Q3 What process do you go through in creating a track?
I go through every process imaginable – from white hot elation to nearly jumping off a bridge – when putting together a track. Normally I write, perform, sing, record and mix the whole thing on my own so it’s a question of hats most of the time. Are you wearing your writer’s hat, producer’s hat, singer’s hat, or all three? As in life, if you wear three hats at once you tend to look like a fool so it’s important to wear one at a time.

Q4 Which artists influence your work?
Bowie (for misery and madness), Arcade Fire (also for misery and romance), Maurice Ravel (for sheer colour), The Beatles, DJ Shadow, Luke Vibert’s Big Soup, PJ Harvey, Ron Goodwin, William Walton, bits of My Family, early Elton John (‘Benny And The Jets’… seriously), The Police and Steve Reich (early works and ‘Music For 18 Musicians’). Loads, in other words, and more I’ve forgotten. Reads like the thanks page off an album sleeve. Never mind, you get the idea.

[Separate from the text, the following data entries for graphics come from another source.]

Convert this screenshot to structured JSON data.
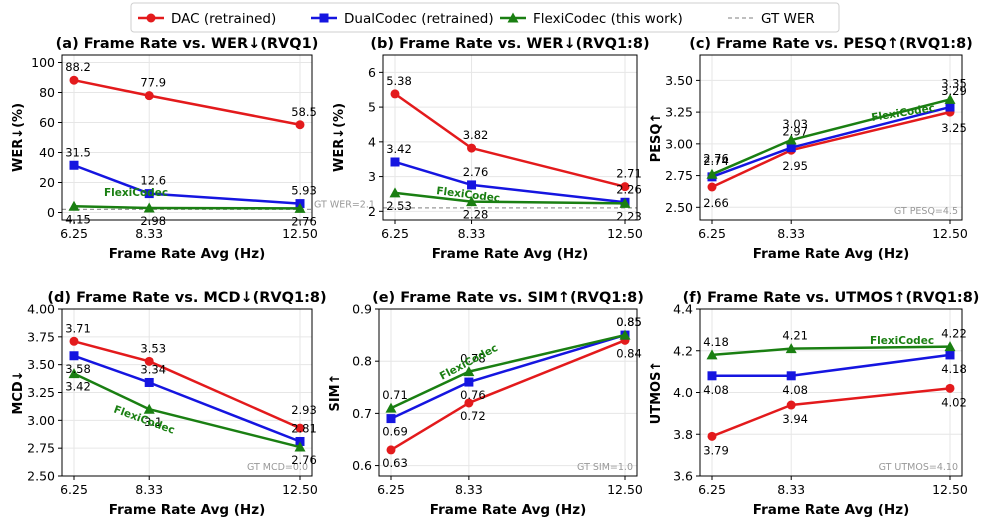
{
  "legend": {
    "items": [
      {
        "label": "DAC (retrained)",
        "color": "#e31a1c",
        "marker": "circle",
        "line": "solid"
      },
      {
        "label": "DualCodec (retrained)",
        "color": "#1515e0",
        "marker": "square",
        "line": "solid"
      },
      {
        "label": "FlexiCodec (this work)",
        "color": "#1a7f12",
        "marker": "triangle",
        "line": "solid"
      },
      {
        "label": "GT WER",
        "color": "#999999",
        "marker": "none",
        "line": "dashed"
      }
    ]
  },
  "colors": {
    "dac": "#e31a1c",
    "dual": "#1515e0",
    "flexi": "#1a7f12",
    "gt": "#999999"
  },
  "chart_data": [
    {
      "type": "line",
      "title": "(a) Frame Rate vs. WER↓(RVQ1)",
      "xlabel": "Frame Rate Avg (Hz)",
      "ylabel": "WER↓(%)",
      "x": [
        6.25,
        8.33,
        12.5
      ],
      "x_ticklabels": [
        "6.25",
        "8.33",
        "12.50"
      ],
      "ylim": [
        -5,
        105
      ],
      "yticks": [
        0,
        20,
        40,
        60,
        80,
        100
      ],
      "ytick_labels": [
        "0",
        "20",
        "40",
        "60",
        "80",
        "100"
      ],
      "series": [
        {
          "name": "DAC (retrained)",
          "values": [
            88.2,
            77.9,
            58.5
          ],
          "labels": [
            "88.2",
            "77.9",
            "58.5"
          ]
        },
        {
          "name": "DualCodec (retrained)",
          "values": [
            31.5,
            12.6,
            5.93
          ],
          "labels": [
            "31.5",
            "12.6",
            "5.93"
          ]
        },
        {
          "name": "FlexiCodec (this work)",
          "values": [
            4.15,
            2.98,
            2.76
          ],
          "labels": [
            "4.15",
            "2.98",
            "2.76"
          ]
        }
      ],
      "gt": {
        "value": 2.1,
        "label": "GT WER=2.1"
      },
      "flexi_annotation": "FlexiCodec"
    },
    {
      "type": "line",
      "title": "(b) Frame Rate vs. WER↓(RVQ1:8)",
      "xlabel": "Frame Rate Avg (Hz)",
      "ylabel": "WER↓(%)",
      "x": [
        6.25,
        8.33,
        12.5
      ],
      "x_ticklabels": [
        "6.25",
        "8.33",
        "12.50"
      ],
      "ylim": [
        1.75,
        6.5
      ],
      "yticks": [
        2,
        3,
        4,
        5,
        6
      ],
      "ytick_labels": [
        "2",
        "3",
        "4",
        "5",
        "6"
      ],
      "series": [
        {
          "name": "DAC (retrained)",
          "values": [
            5.38,
            3.82,
            2.71
          ],
          "labels": [
            "5.38",
            "3.82",
            "2.71"
          ]
        },
        {
          "name": "DualCodec (retrained)",
          "values": [
            3.42,
            2.76,
            2.26
          ],
          "labels": [
            "3.42",
            "2.76",
            "2.26"
          ]
        },
        {
          "name": "FlexiCodec (this work)",
          "values": [
            2.53,
            2.28,
            2.23
          ],
          "labels": [
            "2.53",
            "2.28",
            "2.23"
          ]
        }
      ],
      "gt": {
        "value": 2.1,
        "label": ""
      },
      "flexi_annotation": "FlexiCodec"
    },
    {
      "type": "line",
      "title": "(c) Frame Rate vs. PESQ↑(RVQ1:8)",
      "xlabel": "Frame Rate Avg (Hz)",
      "ylabel": "PESQ↑",
      "x": [
        6.25,
        8.33,
        12.5
      ],
      "x_ticklabels": [
        "6.25",
        "8.33",
        "12.50"
      ],
      "ylim": [
        2.4,
        3.7
      ],
      "yticks": [
        2.5,
        2.75,
        3.0,
        3.25,
        3.5
      ],
      "ytick_labels": [
        "2.50",
        "2.75",
        "3.00",
        "3.25",
        "3.50"
      ],
      "series": [
        {
          "name": "DAC (retrained)",
          "values": [
            2.66,
            2.95,
            3.25
          ],
          "labels": [
            "2.66",
            "2.95",
            "3.25"
          ]
        },
        {
          "name": "DualCodec (retrained)",
          "values": [
            2.74,
            2.97,
            3.29
          ],
          "labels": [
            "2.74",
            "2.97",
            "3.29"
          ]
        },
        {
          "name": "FlexiCodec (this work)",
          "values": [
            2.76,
            3.03,
            3.35
          ],
          "labels": [
            "2.76",
            "3.03",
            "3.35"
          ]
        }
      ],
      "gt": {
        "value": 4.5,
        "label": "GT PESQ=4.5"
      },
      "flexi_annotation": "FlexiCodec"
    },
    {
      "type": "line",
      "title": "(d) Frame Rate vs. MCD↓(RVQ1:8)",
      "xlabel": "Frame Rate Avg (Hz)",
      "ylabel": "MCD↓",
      "x": [
        6.25,
        8.33,
        12.5
      ],
      "x_ticklabels": [
        "6.25",
        "8.33",
        "12.50"
      ],
      "ylim": [
        2.5,
        4.0
      ],
      "yticks": [
        2.5,
        2.75,
        3.0,
        3.25,
        3.5,
        3.75,
        4.0
      ],
      "ytick_labels": [
        "2.50",
        "2.75",
        "3.00",
        "3.25",
        "3.50",
        "3.75",
        "4.00"
      ],
      "series": [
        {
          "name": "DAC (retrained)",
          "values": [
            3.71,
            3.53,
            2.93
          ],
          "labels": [
            "3.71",
            "3.53",
            "2.93"
          ]
        },
        {
          "name": "DualCodec (retrained)",
          "values": [
            3.58,
            3.34,
            2.81
          ],
          "labels": [
            "3.58",
            "3.34",
            "2.81"
          ]
        },
        {
          "name": "FlexiCodec (this work)",
          "values": [
            3.42,
            3.1,
            2.76
          ],
          "labels": [
            "3.42",
            "3.1",
            "2.76"
          ]
        }
      ],
      "gt": {
        "value": 0.0,
        "label": "GT MCD=0.0"
      },
      "flexi_annotation": "FlexiCodec"
    },
    {
      "type": "line",
      "title": "(e) Frame Rate vs. SIM↑(RVQ1:8)",
      "xlabel": "Frame Rate Avg (Hz)",
      "ylabel": "SIM↑",
      "x": [
        6.25,
        8.33,
        12.5
      ],
      "x_ticklabels": [
        "6.25",
        "8.33",
        "12.50"
      ],
      "ylim": [
        0.58,
        0.9
      ],
      "yticks": [
        0.6,
        0.7,
        0.8,
        0.9
      ],
      "ytick_labels": [
        "0.6",
        "0.7",
        "0.8",
        "0.9"
      ],
      "series": [
        {
          "name": "DAC (retrained)",
          "values": [
            0.63,
            0.72,
            0.84
          ],
          "labels": [
            "0.63",
            "0.72",
            "0.84"
          ]
        },
        {
          "name": "DualCodec (retrained)",
          "values": [
            0.69,
            0.76,
            0.85
          ],
          "labels": [
            "0.69",
            "0.76",
            "0.85"
          ]
        },
        {
          "name": "FlexiCodec (this work)",
          "values": [
            0.71,
            0.78,
            0.85
          ],
          "labels": [
            "0.71",
            "0.78",
            "0.85"
          ]
        }
      ],
      "gt": {
        "value": 1.0,
        "label": "GT SIM=1.0"
      },
      "flexi_annotation": "FlexiCodec"
    },
    {
      "type": "line",
      "title": "(f) Frame Rate vs. UTMOS↑(RVQ1:8)",
      "xlabel": "Frame Rate Avg (Hz)",
      "ylabel": "UTMOS↑",
      "x": [
        6.25,
        8.33,
        12.5
      ],
      "x_ticklabels": [
        "6.25",
        "8.33",
        "12.50"
      ],
      "ylim": [
        3.6,
        4.4
      ],
      "yticks": [
        3.6,
        3.8,
        4.0,
        4.2,
        4.4
      ],
      "ytick_labels": [
        "3.6",
        "3.8",
        "4.0",
        "4.2",
        "4.4"
      ],
      "series": [
        {
          "name": "DAC (retrained)",
          "values": [
            3.79,
            3.94,
            4.02
          ],
          "labels": [
            "3.79",
            "3.94",
            "4.02"
          ]
        },
        {
          "name": "DualCodec (retrained)",
          "values": [
            4.08,
            4.08,
            4.18
          ],
          "labels": [
            "4.08",
            "4.08",
            "4.18"
          ]
        },
        {
          "name": "FlexiCodec (this work)",
          "values": [
            4.18,
            4.21,
            4.22
          ],
          "labels": [
            "4.18",
            "4.21",
            "4.22"
          ]
        }
      ],
      "gt": {
        "value": 4.1,
        "label": "GT UTMOS=4.10"
      },
      "flexi_annotation": "FlexiCodec"
    }
  ]
}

Q5 What would you say to someone experiencing your music for the first time?
Think of your place in the world and whether it has meaning. Think of the person you are with. The person you are without. The good you’ve done. The harm you’ve done. The silly ideas you have. The humour of it all, and if you have any? The guilt you carry and the bags you drop. The fun to be had and the impossibility of having it, sometimes. But, for all that, being you; flawed as humans can be, an idiot as all human beings sometimes are, and knowing that it’s all rather silly if you think about it too much, especially like now, typing what I just did. You get the idea – my music is up, down, left and right.

Q6 What are your ambitions for your latest single, and for the future?
I’m not sure, to be honest, what my ambitions are. I know and I don’t. Agnostic perhaps! Yes – there you go! It would be fabulous to have a career writing and singing, but in a world where music has had the rug taken from under its feet, I don’t know what sort of career anyone has in this industry anymore. I am no luddite about change, though, and maybe it’s good in some way what’s happened. After all I wouldn’t be doing this Q&A interview if it weren’t for the web! I love to make albums, and will always do so. If enough people like ‘Loud And Clear’ and come to see my shows, then I’ll be able to get this record out and get to work on the next in earnest. I have started writing for it. Short answer: To be able to do what I do now, always, forever.